Tribunal Administratif d'Orléans — Décision N° TA45-2304442

jeudi 10 octobre 2024

JuridictionTribunal Administratif d'Orléans
SectionTribunal Administratif d'Orléans
N° DossierTA45-2304442
TypeDécision
RecoursExcès de pouvoir
Formation2ème chambre
Avocat requérantLUJIEN

Texte intégral

Vu la procédure suivante :

Par une requête enregistrée le 1er novembre 2023, M. A, représenté par Me Lujien, demande au tribunal :

1°) d'annuler l'arrêté du 10 octobre 2023 par lequel le préfet d'Indre-et-Loire a refusé de lui délivrer un titre de séjour, lui a fait obligation de quitter le territoire français dans un délai de 30 jours et a fixé le pays de destination en cas d'exécution forcée de la mesure d'éloignement ;

2°) à titre principal, d'enjoindre au préfet d'Indre-et-Loire de lui délivrer un titre de séjour " vie privée et familiale " ou " salarié ", dans un délai de 15 jours à compter de la notification du jugement, à intervenir et dans cette attente, de lui délivrer une autorisation provisoire de séjour, dans un délai de 5 jours à compter de la notification du jugement à intervenir ;

3°) à titre subsidiaire, d'enjoindre au préfet d'Indre-et-Loire de réexaminer sa situation ;

4°) de mettre à la charge de l'Etat une somme de 1 500 euros en application des dispositions combinées de l'article L. 761-1 du code de justice administrative et de l'article 37 de la loi du 10 juillet 1991.

Il soutient que :

- l'arrêté a été pris par une autorité incompétente ;

- le refus de titre de séjour est entaché d'un défaut d'examen sérieux de sa situation personnelle ;

- il est entaché d'une erreur manifeste d'appréciation au regard de l'article L. 435-1 du code de l'entrée et du séjour des étrangers et du droit d'asile ;

- l'arrêté attaqué méconnaît l'article 8 de la convention européenne de sauvegarde des droits de l'homme et des libertés fondamentales ;

- il est entaché d'une erreur manifeste d'appréciation de sa situation personnelle ;

- la décision portant fixation du pays de destination méconnait les stipulations de l'article 3 de la convention de sauvegarde des droits de l'homme et des libertés fondamentales.

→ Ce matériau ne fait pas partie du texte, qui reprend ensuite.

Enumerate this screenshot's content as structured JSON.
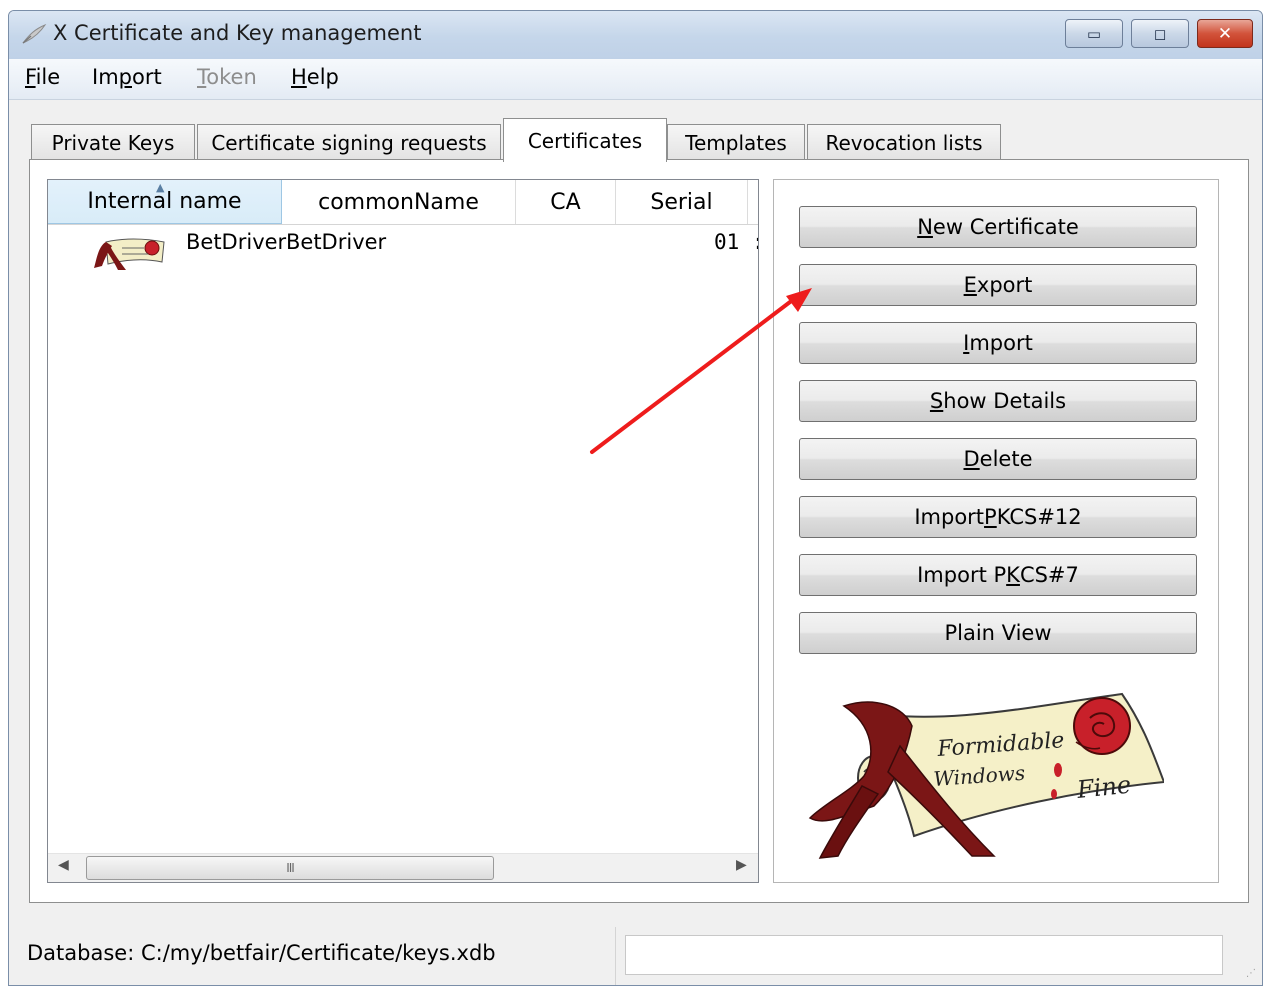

Par un mémoire enregistré le 16 février 2024, le préfet d'Indre-et-Loire conclut au rejet de la requête.

Il soutient qu'aucun des moyens soulevés par M. A n'est fondé.

Vu les autres pièces du dossier.

Vu :

- la convention européenne de sauvegarde des droits de l'homme et des libertés fondamentales ;

- le code de l'entrée et du séjour des étrangers et du droit d'asile ;

- la loi n° 91-647 du 10 juillet 1991 ;

- le décret n°2004-374 du 29 avril 2004 ;

- le code de justice administrative.

Le président de la formation de jugement a dispensé la rapporteure publique, sur sa proposition, de prononcer des conclusions à l'audience.

Les parties ont été régulièrement averties du jour de l'audience.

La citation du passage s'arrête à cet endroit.